In fact, here are some others:
https://www.amazon.com/dp/0486466728/?tag=pfamazon01-20
https://www.amazon.com/dp/0486481603/?tag=pfamazon01-20

 

[DDarthVader]

qspeechc, is it possible to find these books online? If yes, can you send me the download link?

 

[alissca123]

yes. number #13 (1983), abelian integrals, by my friend george kempf, is a great treatment of the topic of jacobians and the riemann singularities theorem that cannot be beat.

I have two copies actually myself, but it is a shame it is not available more widely. there are other nice titles as well. did you know my friend sevin recillas? or xavier and carlos gomez mont?

i apologize for diverting the thread.

Only by name, they are pretty famous around here (except Carlos, I've never heard of him)...
I think they replaced the Monografías with these ones... Aportaciones Matemáticas... http://texedores.matem.unam.mx/publicaciones/index.php?option=com_remository&Itemid=57&func=select&id=9

 

[qspeechc]

qspeechc, is it possible to find these books online? If yes, can you send me the download link?

It doesn't seem any of the books are legally available for free download. You can look at a bit of Hausner here:
http://books.google.co.za/books?id=...=gbs_selected_pages&cad=3#v=onepage&q&f=false

I can't find anything on the other two, except some very short reviews of Robinson:
This concise undergraduate-level text explores the relationship between algebra and geometry. Topics include determinants and linear equations, matrices, linear transformations, projective geometry, geometry on the sphere, and much more. An elementary course in plane geometry is the sole requirement, and answers to the exercises appear at the end. 1962 edition.
from amazon.com, and from google books:
This brief undergraduate-level text by a prominent Cambridge-educated mathematician explores the relationship between algebra and geometry. It is the result of several years of teaching and of learning from discussion with students the most effective methods. An elementary course in plane geometry is the sole requirement, and answers to the exercises appear at the end. 1962 edition"

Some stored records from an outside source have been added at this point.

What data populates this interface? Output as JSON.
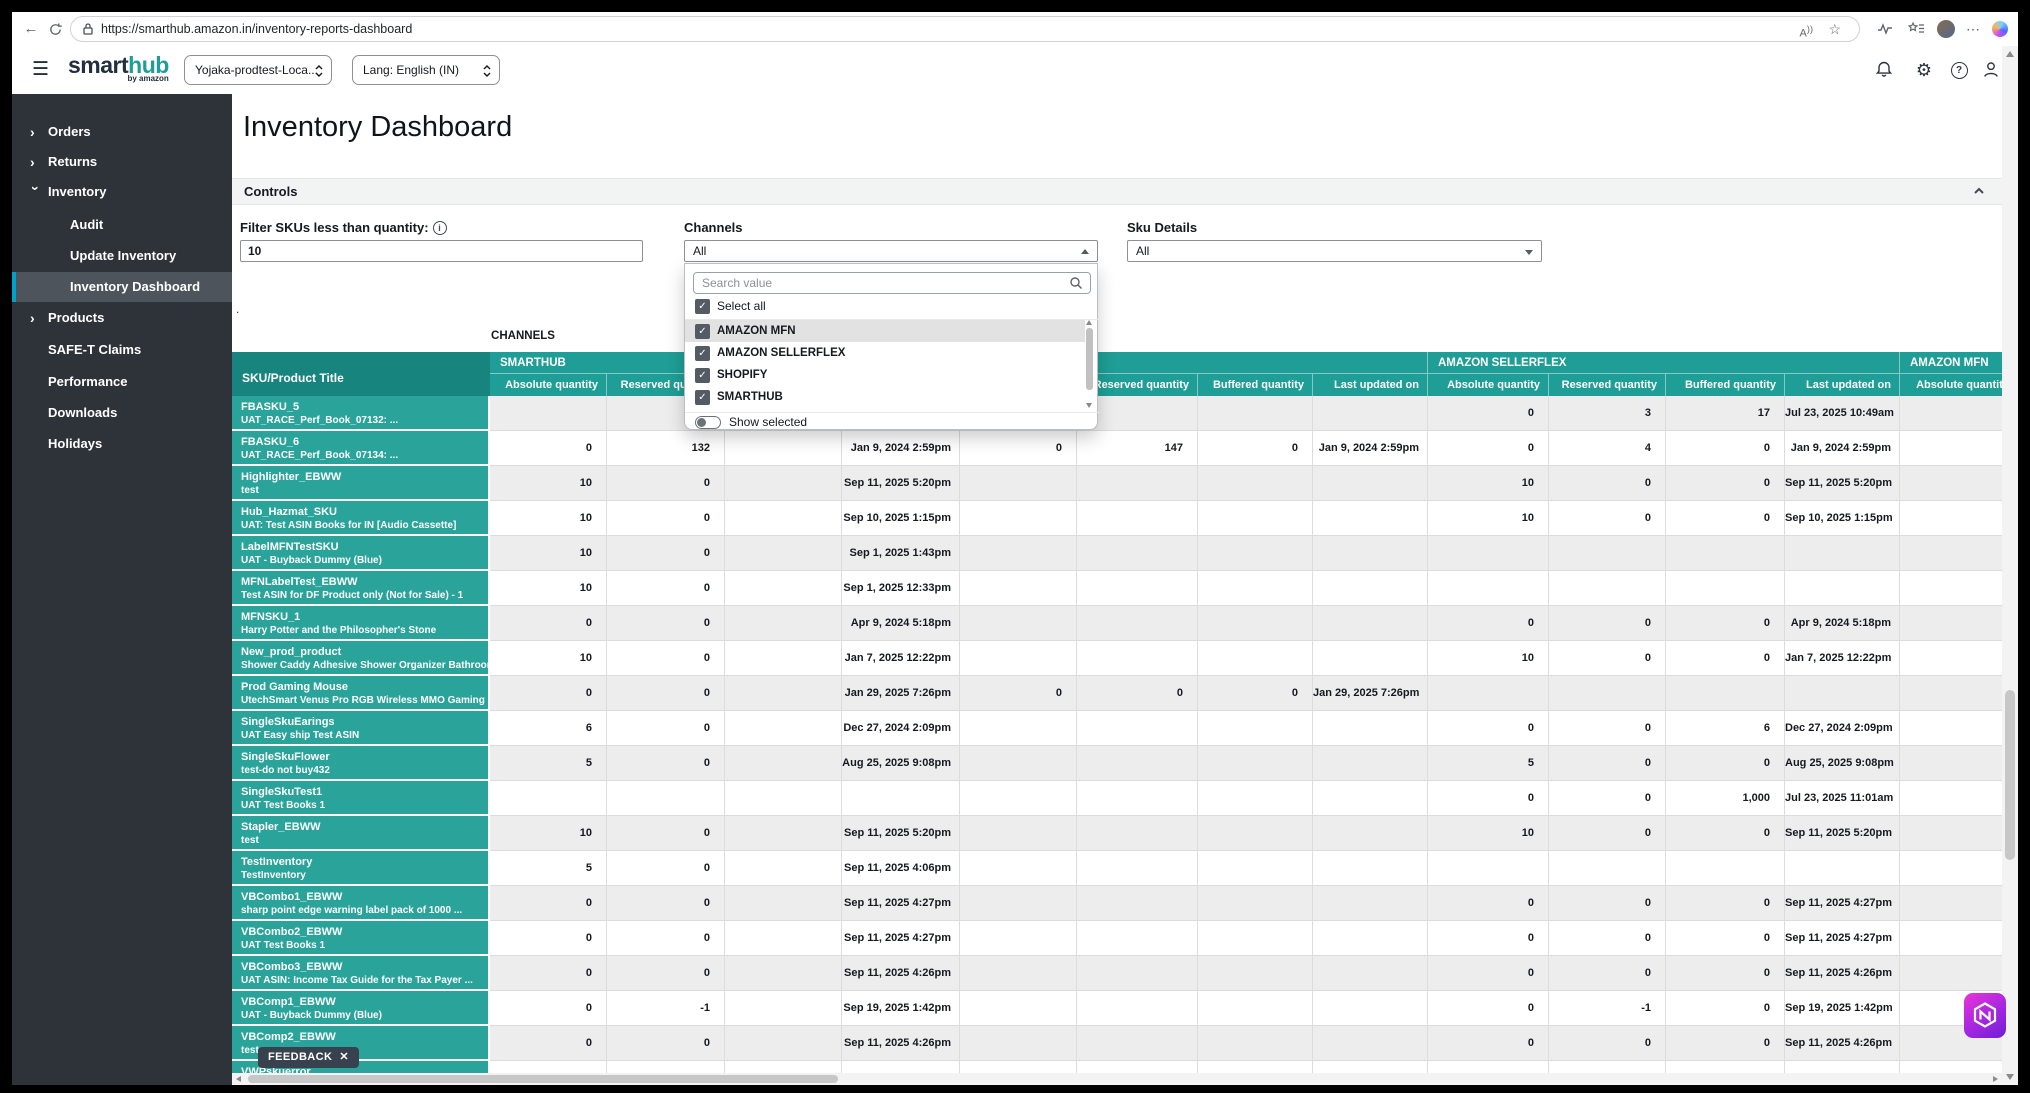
{
  "browser": {
    "url": "https://smarthub.amazon.in/inventory-reports-dashboard"
  },
  "app_header": {
    "logo": {
      "part1": "smart",
      "part2": "hub",
      "byline": "by amazon"
    },
    "account_selector": "Yojaka-prodtest-Loca...",
    "language_selector": "Lang: English (IN)"
  },
  "sidebar": {
    "items": [
      {
        "label": "Orders",
        "chevron": "collapsed",
        "level": 0,
        "selected": false
      },
      {
        "label": "Returns",
        "chevron": "collapsed",
        "level": 0,
        "selected": false
      },
      {
        "label": "Inventory",
        "chevron": "expanded",
        "level": 0,
        "selected": false
      },
      {
        "label": "Audit",
        "chevron": "none",
        "level": 1,
        "selected": false
      },
      {
        "label": "Update Inventory",
        "chevron": "none",
        "level": 1,
        "selected": false
      },
      {
        "label": "Inventory Dashboard",
        "chevron": "none",
        "level": 1,
        "selected": true
      },
      {
        "label": "Products",
        "chevron": "collapsed",
        "level": 0,
        "selected": false
      },
      {
        "label": "SAFE-T Claims",
        "chevron": "none",
        "level": 0,
        "selected": false
      },
      {
        "label": "Performance",
        "chevron": "none",
        "level": 0,
        "selected": false
      },
      {
        "label": "Downloads",
        "chevron": "none",
        "level": 0,
        "selected": false
      },
      {
        "label": "Holidays",
        "chevron": "none",
        "level": 0,
        "selected": false
      }
    ]
  },
  "page": {
    "title": "Inventory Dashboard"
  },
  "controls": {
    "section_label": "Controls",
    "filter": {
      "label": "Filter SKUs less than quantity:",
      "value": "10"
    },
    "channels": {
      "label": "Channels",
      "value": "All",
      "dropdown": {
        "search_placeholder": "Search value",
        "select_all_label": "Select all",
        "options": [
          {
            "label": "AMAZON MFN",
            "checked": true,
            "highlighted": true
          },
          {
            "label": "AMAZON SELLERFLEX",
            "checked": true,
            "highlighted": false
          },
          {
            "label": "SHOPIFY",
            "checked": true,
            "highlighted": false
          },
          {
            "label": "SMARTHUB",
            "checked": true,
            "highlighted": false
          }
        ],
        "show_selected_label": "Show selected",
        "show_selected_on": false
      }
    },
    "sku_details": {
      "label": "Sku Details",
      "value": "All"
    }
  },
  "table": {
    "caption": "CHANNELS",
    "sku_header": "SKU/Product Title",
    "groups": [
      {
        "key": "smarthub",
        "label": "SMARTHUB"
      },
      {
        "key": "shopify",
        "label": ""
      },
      {
        "key": "sellerflex",
        "label": "AMAZON SELLERFLEX"
      },
      {
        "key": "amazon_mfn",
        "label": "AMAZON MFN"
      }
    ],
    "quantity_headers": [
      "Absolute quantity",
      "Reserved quantity",
      "Buffered quantity",
      "Last updated on"
    ],
    "rows": [
      {
        "sku": "FBASKU_5",
        "title": "UAT_RACE_Perf_Book_07132: ...",
        "cells": {
          "smarthub": [
            "",
            "",
            "",
            ""
          ],
          "shopify": [
            "",
            "",
            "",
            ""
          ],
          "sellerflex": [
            "0",
            "3",
            "17",
            "Jul 23, 2025 10:49am"
          ],
          "amazon_mfn": [
            ""
          ]
        }
      },
      {
        "sku": "FBASKU_6",
        "title": "UAT_RACE_Perf_Book_07134: ...",
        "cells": {
          "smarthub": [
            "0",
            "132",
            "",
            "Jan 9, 2024 2:59pm"
          ],
          "shopify": [
            "0",
            "147",
            "0",
            "Jan 9, 2024 2:59pm"
          ],
          "sellerflex": [
            "0",
            "4",
            "0",
            "Jan 9, 2024 2:59pm"
          ],
          "amazon_mfn": [
            ""
          ]
        }
      },
      {
        "sku": "Highlighter_EBWW",
        "title": "test",
        "cells": {
          "smarthub": [
            "10",
            "0",
            "",
            "Sep 11, 2025 5:20pm"
          ],
          "shopify": [
            "",
            "",
            "",
            ""
          ],
          "sellerflex": [
            "10",
            "0",
            "0",
            "Sep 11, 2025 5:20pm"
          ],
          "amazon_mfn": [
            ""
          ]
        }
      },
      {
        "sku": "Hub_Hazmat_SKU",
        "title": "UAT: Test ASIN Books for IN [Audio Cassette]",
        "cells": {
          "smarthub": [
            "10",
            "0",
            "",
            "Sep 10, 2025 1:15pm"
          ],
          "shopify": [
            "",
            "",
            "",
            ""
          ],
          "sellerflex": [
            "10",
            "0",
            "0",
            "Sep 10, 2025 1:15pm"
          ],
          "amazon_mfn": [
            ""
          ]
        }
      },
      {
        "sku": "LabelMFNTestSKU",
        "title": "UAT - Buyback Dummy (Blue)",
        "cells": {
          "smarthub": [
            "10",
            "0",
            "",
            "Sep 1, 2025 1:43pm"
          ],
          "shopify": [
            "",
            "",
            "",
            ""
          ],
          "sellerflex": [
            "",
            "",
            "",
            ""
          ],
          "amazon_mfn": [
            ""
          ]
        }
      },
      {
        "sku": "MFNLabelTest_EBWW",
        "title": "Test ASIN for DF Product only (Not for Sale) - 1",
        "cells": {
          "smarthub": [
            "10",
            "0",
            "",
            "Sep 1, 2025 12:33pm"
          ],
          "shopify": [
            "",
            "",
            "",
            ""
          ],
          "sellerflex": [
            "",
            "",
            "",
            ""
          ],
          "amazon_mfn": [
            ""
          ]
        }
      },
      {
        "sku": "MFNSKU_1",
        "title": "Harry Potter and the Philosopher's Stone",
        "cells": {
          "smarthub": [
            "0",
            "0",
            "",
            "Apr 9, 2024 5:18pm"
          ],
          "shopify": [
            "",
            "",
            "",
            ""
          ],
          "sellerflex": [
            "0",
            "0",
            "0",
            "Apr 9, 2024 5:18pm"
          ],
          "amazon_mfn": [
            ""
          ]
        }
      },
      {
        "sku": "New_prod_product",
        "title": "Shower Caddy Adhesive Shower Organizer Bathroom...",
        "cells": {
          "smarthub": [
            "10",
            "0",
            "",
            "Jan 7, 2025 12:22pm"
          ],
          "shopify": [
            "",
            "",
            "",
            ""
          ],
          "sellerflex": [
            "10",
            "0",
            "0",
            "Jan 7, 2025 12:22pm"
          ],
          "amazon_mfn": [
            ""
          ]
        }
      },
      {
        "sku": "Prod Gaming Mouse",
        "title": "UtechSmart Venus Pro RGB Wireless MMO Gaming ...",
        "cells": {
          "smarthub": [
            "0",
            "0",
            "",
            "Jan 29, 2025 7:26pm"
          ],
          "shopify": [
            "0",
            "0",
            "0",
            "Jan 29, 2025 7:26pm"
          ],
          "sellerflex": [
            "",
            "",
            "",
            ""
          ],
          "amazon_mfn": [
            ""
          ]
        }
      },
      {
        "sku": "SingleSkuEarings",
        "title": "UAT Easy ship Test ASIN",
        "cells": {
          "smarthub": [
            "6",
            "0",
            "",
            "Dec 27, 2024 2:09pm"
          ],
          "shopify": [
            "",
            "",
            "",
            ""
          ],
          "sellerflex": [
            "0",
            "0",
            "6",
            "Dec 27, 2024 2:09pm"
          ],
          "amazon_mfn": [
            ""
          ]
        }
      },
      {
        "sku": "SingleSkuFlower",
        "title": "test-do not buy432",
        "cells": {
          "smarthub": [
            "5",
            "0",
            "",
            "Aug 25, 2025 9:08pm"
          ],
          "shopify": [
            "",
            "",
            "",
            ""
          ],
          "sellerflex": [
            "5",
            "0",
            "0",
            "Aug 25, 2025 9:08pm"
          ],
          "amazon_mfn": [
            ""
          ]
        }
      },
      {
        "sku": "SingleSkuTest1",
        "title": "UAT Test Books 1",
        "cells": {
          "smarthub": [
            "",
            "",
            "",
            ""
          ],
          "shopify": [
            "",
            "",
            "",
            ""
          ],
          "sellerflex": [
            "0",
            "0",
            "1,000",
            "Jul 23, 2025 11:01am"
          ],
          "amazon_mfn": [
            ""
          ]
        }
      },
      {
        "sku": "Stapler_EBWW",
        "title": "test",
        "cells": {
          "smarthub": [
            "10",
            "0",
            "",
            "Sep 11, 2025 5:20pm"
          ],
          "shopify": [
            "",
            "",
            "",
            ""
          ],
          "sellerflex": [
            "10",
            "0",
            "0",
            "Sep 11, 2025 5:20pm"
          ],
          "amazon_mfn": [
            ""
          ]
        }
      },
      {
        "sku": "TestInventory",
        "title": "TestInventory",
        "cells": {
          "smarthub": [
            "5",
            "0",
            "",
            "Sep 11, 2025 4:06pm"
          ],
          "shopify": [
            "",
            "",
            "",
            ""
          ],
          "sellerflex": [
            "",
            "",
            "",
            ""
          ],
          "amazon_mfn": [
            ""
          ]
        }
      },
      {
        "sku": "VBCombo1_EBWW",
        "title": "sharp point edge warning label pack of 1000 ...",
        "cells": {
          "smarthub": [
            "0",
            "0",
            "",
            "Sep 11, 2025 4:27pm"
          ],
          "shopify": [
            "",
            "",
            "",
            ""
          ],
          "sellerflex": [
            "0",
            "0",
            "0",
            "Sep 11, 2025 4:27pm"
          ],
          "amazon_mfn": [
            ""
          ]
        }
      },
      {
        "sku": "VBCombo2_EBWW",
        "title": "UAT Test Books 1",
        "cells": {
          "smarthub": [
            "0",
            "0",
            "",
            "Sep 11, 2025 4:27pm"
          ],
          "shopify": [
            "",
            "",
            "",
            ""
          ],
          "sellerflex": [
            "0",
            "0",
            "0",
            "Sep 11, 2025 4:27pm"
          ],
          "amazon_mfn": [
            ""
          ]
        }
      },
      {
        "sku": "VBCombo3_EBWW",
        "title": "UAT ASIN: Income Tax Guide for the Tax Payer ...",
        "cells": {
          "smarthub": [
            "0",
            "0",
            "",
            "Sep 11, 2025 4:26pm"
          ],
          "shopify": [
            "",
            "",
            "",
            ""
          ],
          "sellerflex": [
            "0",
            "0",
            "0",
            "Sep 11, 2025 4:26pm"
          ],
          "amazon_mfn": [
            ""
          ]
        }
      },
      {
        "sku": "VBComp1_EBWW",
        "title": "UAT - Buyback Dummy (Blue)",
        "cells": {
          "smarthub": [
            "0",
            "-1",
            "",
            "Sep 19, 2025 1:42pm"
          ],
          "shopify": [
            "",
            "",
            "",
            ""
          ],
          "sellerflex": [
            "0",
            "-1",
            "0",
            "Sep 19, 2025 1:42pm"
          ],
          "amazon_mfn": [
            ""
          ]
        }
      },
      {
        "sku": "VBComp2_EBWW",
        "title": "test-",
        "cells": {
          "smarthub": [
            "0",
            "0",
            "",
            "Sep 11, 2025 4:26pm"
          ],
          "shopify": [
            "",
            "",
            "",
            ""
          ],
          "sellerflex": [
            "0",
            "0",
            "0",
            "Sep 11, 2025 4:26pm"
          ],
          "amazon_mfn": [
            ""
          ]
        }
      },
      {
        "sku": "VWPskuerror",
        "title": "",
        "cells": {
          "smarthub": [
            "",
            "",
            "",
            ""
          ],
          "shopify": [
            "",
            "",
            "",
            ""
          ],
          "sellerflex": [
            "",
            "",
            "",
            ""
          ],
          "amazon_mfn": [
            ""
          ]
        }
      }
    ]
  },
  "feedback": {
    "label": "FEEDBACK",
    "close_icon": "✕"
  },
  "icons": {
    "back": "left-arrow",
    "refresh": "circular-arrow",
    "lock": "padlock",
    "read_aloud": "A)",
    "bookmark_star": "☆",
    "browser_essentials": "pulse-line",
    "favorites_bar": "star-with-lines",
    "profile": "avatar-photo",
    "more": "⋯",
    "copilot": "color-swirl",
    "hamburger": "≡",
    "notifications": "bell",
    "settings": "gear",
    "help": "question-circle",
    "account": "person",
    "info": "i-circle",
    "search": "magnifier",
    "collapse": "chevron-up",
    "channels_open": "triangle-up",
    "sku_closed": "triangle-down",
    "feedback_close": "✕",
    "extension": "purple-hexagon"
  },
  "colors": {
    "teal_header": "#1e9e96",
    "teal_header_dark": "#17857e",
    "teal_cell": "#2aa49b",
    "sidebar_bg": "#2d3338",
    "sidebar_selected": "#4d545c",
    "sidebar_accent": "#00a1c9",
    "row_alt": "#ededed",
    "feedback_bg": "#37424e",
    "extension_purple_start": "#e935d8",
    "extension_purple_end": "#6d1fd6"
  }
}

I would think the first place you would look is the library, not necessarily for these books, but for books related to your course. When I was a student, a few years ago, you could even search for and loan books from nearby universities, so you can try that too.

For Hausner and Schuster there are used copies on amazon.com for less than $5, and Robinson for less than $8.

Sorry, that's all the help I can give.